Boundary recipes
Practical schemas for HTTP, forms, environment variables, dates, databases and queues.
HTTP JSON request
const CreateUser = JIT.object({
name: JIT.string().trim().min(2).max(80),
email: JIT.string().trim().toLowerCase().email(),
birthday: JIT.iso.date(),
}).strict();
const parse = JIT.json(CreateUser).parse().compile();
const input = parse(await request.text());Strict keys catch client/server drift. Keep birthday as a calendar string or
decode it to Temporal.PlainDate; do not invent a UTC midnight Date.
HTML form
const Filters = JIT.object({
query: JIT.string().trim().noEmpty().optional(),
page: JIT.coerce.number().int32().min(1).default(1),
active: JIT.coerce.boolean().optional(),
});Forms encode numbers and booleans as text and commonly use "" for missing
controls. Coercion and noEmpty belong at this boundary, not in the internal
domain model.
Environment variables
const Environment = JIT.object({
PORT: JIT.coerce.number().int32().min(1).max(65_535).default(3000),
LOG_LEVEL: JIT.string()
.oneOf(["debug", "info", "warn", "error"] as const)
.default("info"),
DATABASE_URL: JIT.string().url(),
}).strict();
export const env = Environment.parse(process.env);Parse once at startup. Do not repeatedly validate environment values in request handlers.
ISO to domain value
const Timestamp = JIT.codec(JIT.iso.datetime({ offset: true }), JIT.date(), {
decode: (text) => new Date(text),
encode: (date) => date.toISOString(),
});Codecs document both directions. Use a one-way pipe only when reverse
serialization is not a domain requirement.
Conditional checkout
const Checkout = JIT.object({
hasDiscount: JIT.boolean(),
coupon: JIT.string().when("hasDiscount", {
is: true,
then: (schema) => schema.required("coupon is required").min(3),
otherwise: (schema) => schema.optional(),
}),
});If discounted and non-discounted checkouts diverge in many fields, model them as a discriminated union instead of stacking conditions.
Public DTO
const PublicUser = User.pick("id", "name", "avatarUrl");
const toPublic = JIT.mapper(User, PublicUser).get("many");
return Response.json(toPublic.many(users));Destination-schema whitelisting prevents accidental password/token leakage. For very large responses, combine mapping/query projection with chunked JSON.
Repeated analytics batch
const processAdmins = JIT.process(User)
.binary({ strategy: "dynamic", memoryLayout: "columnar" })

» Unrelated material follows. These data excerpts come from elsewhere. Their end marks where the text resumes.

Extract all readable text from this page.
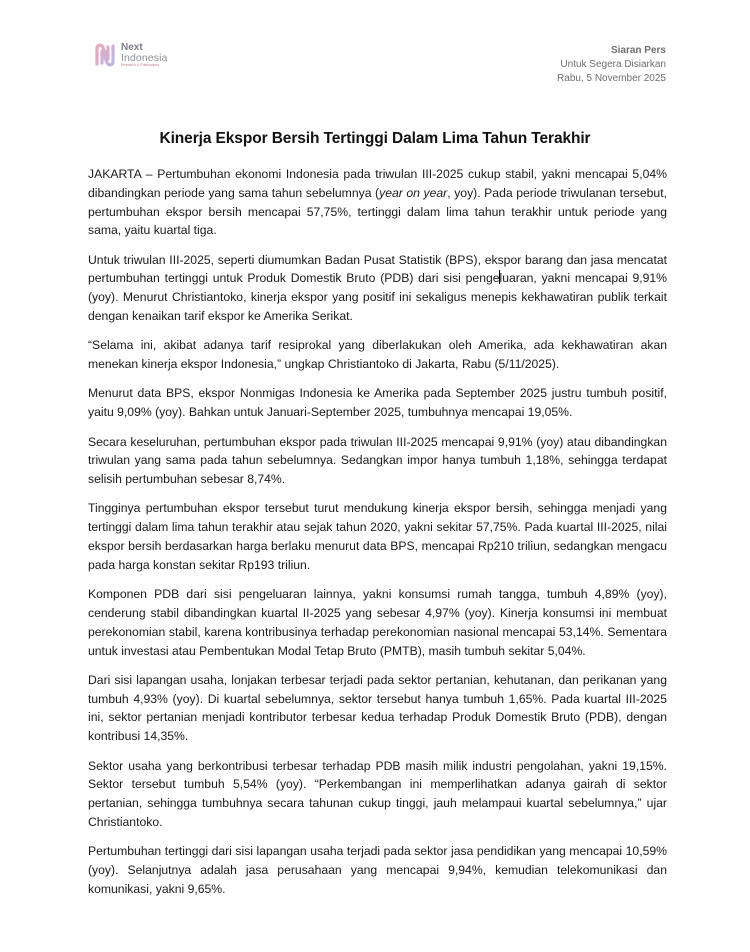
Next
Indonesia
Research & Publications
Siaran Pers
Untuk Segera Disiarkan
Rabu, 5 November 2025
Kinerja Ekspor Bersih Tertinggi Dalam Lima Tahun Terakhir

JAKARTA – Pertumbuhan ekonomi Indonesia pada triwulan III-2025 cukup stabil, yakni mencapai 5,04% dibandingkan periode yang sama tahun sebelumnya (year on year, yoy). Pada periode triwulanan tersebut, pertumbuhan ekspor bersih mencapai 57,75%, tertinggi dalam lima tahun terakhir untuk periode yang sama, yaitu kuartal tiga.

Untuk triwulan III-2025, seperti diumumkan Badan Pusat Statistik (BPS), ekspor barang dan jasa mencatat pertumbuhan tertinggi untuk Produk Domestik Bruto (PDB) dari sisi pengeluaran, yakni mencapai 9,91% (yoy). Menurut Christiantoko, kinerja ekspor yang positif ini sekaligus menepis kekhawatiran publik terkait dengan kenaikan tarif ekspor ke Amerika Serikat.

“Selama ini, akibat adanya tarif resiprokal yang diberlakukan oleh Amerika, ada kekhawatiran akan menekan kinerja ekspor Indonesia,” ungkap Christiantoko di Jakarta, Rabu (5/11/2025).

Menurut data BPS, ekspor Nonmigas Indonesia ke Amerika pada September 2025 justru tumbuh positif, yaitu 9,09% (yoy). Bahkan untuk Januari-September 2025, tumbuhnya mencapai 19,05%.

Secara keseluruhan, pertumbuhan ekspor pada triwulan III-2025 mencapai 9,91% (yoy) atau dibandingkan triwulan yang sama pada tahun sebelumnya. Sedangkan impor hanya tumbuh 1,18%, sehingga terdapat selisih pertumbuhan sebesar 8,74%.

Tingginya pertumbuhan ekspor tersebut turut mendukung kinerja ekspor bersih, sehingga menjadi yang tertinggi dalam lima tahun terakhir atau sejak tahun 2020, yakni sekitar 57,75%. Pada kuartal III-2025, nilai ekspor bersih berdasarkan harga berlaku menurut data BPS, mencapai Rp210 triliun, sedangkan mengacu pada harga konstan sekitar Rp193 triliun.

Komponen PDB dari sisi pengeluaran lainnya, yakni konsumsi rumah tangga, tumbuh 4,89% (yoy), cenderung stabil dibandingkan kuartal II-2025 yang sebesar 4,97% (yoy). Kinerja konsumsi ini membuat perekonomian stabil, karena kontribusinya terhadap perekonomian nasional mencapai 53,14%. Sementara untuk investasi atau Pembentukan Modal Tetap Bruto (PMTB), masih tumbuh sekitar 5,04%.

Dari sisi lapangan usaha, lonjakan terbesar terjadi pada sektor pertanian, kehutanan, dan perikanan yang tumbuh 4,93% (yoy). Di kuartal sebelumnya, sektor tersebut hanya tumbuh 1,65%. Pada kuartal III-2025 ini, sektor pertanian menjadi kontributor terbesar kedua terhadap Produk Domestik Bruto (PDB), dengan kontribusi 14,35%.

Sektor usaha yang berkontribusi terbesar terhadap PDB masih milik industri pengolahan, yakni 19,15%. Sektor tersebut tumbuh 5,54% (yoy). “Perkembangan ini memperlihatkan adanya gairah di sektor pertanian, sehingga tumbuhnya secara tahunan cukup tinggi, jauh melampaui kuartal sebelumnya,” ujar Christiantoko.

Pertumbuhan tertinggi dari sisi lapangan usaha terjadi pada sektor jasa pendidikan yang mencapai 10,59% (yoy). Selanjutnya adalah jasa perusahaan yang mencapai 9,94%, kemudian telekomunikasi dan komunikasi, yakni 9,65%.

.filter((q) => q.eq("role", "admin"))
.select("id", "name")
.compile();
const result = processAdmins.execute(rows);Filtered strings retain canonical integer dictionaries. Projection-only unique strings can use identity codes and skip the large lookup Map.
Queue batching
const batches = JIT.query(Events)
.filter((q) => q.eq("valid", true))
.chunk(1_000)
.compileAsyncIterator();
for await (const batch of batches(cursor)) await database.insert(batch);Chunk size should be chosen from destination limits and measured working-set memory, not copied blindly from this example.
Safe logs
const User = JIT.object({
id: JIT.string().uuid(),
email: JIT.string().email().pii("mask"),
token: JIT.string().pii("redact"),
});
const safeLog = JIT.mask(User);
logger.info(safeLog(user));Masking is a final logging boundary. It does not replace authorization or data minimization upstream.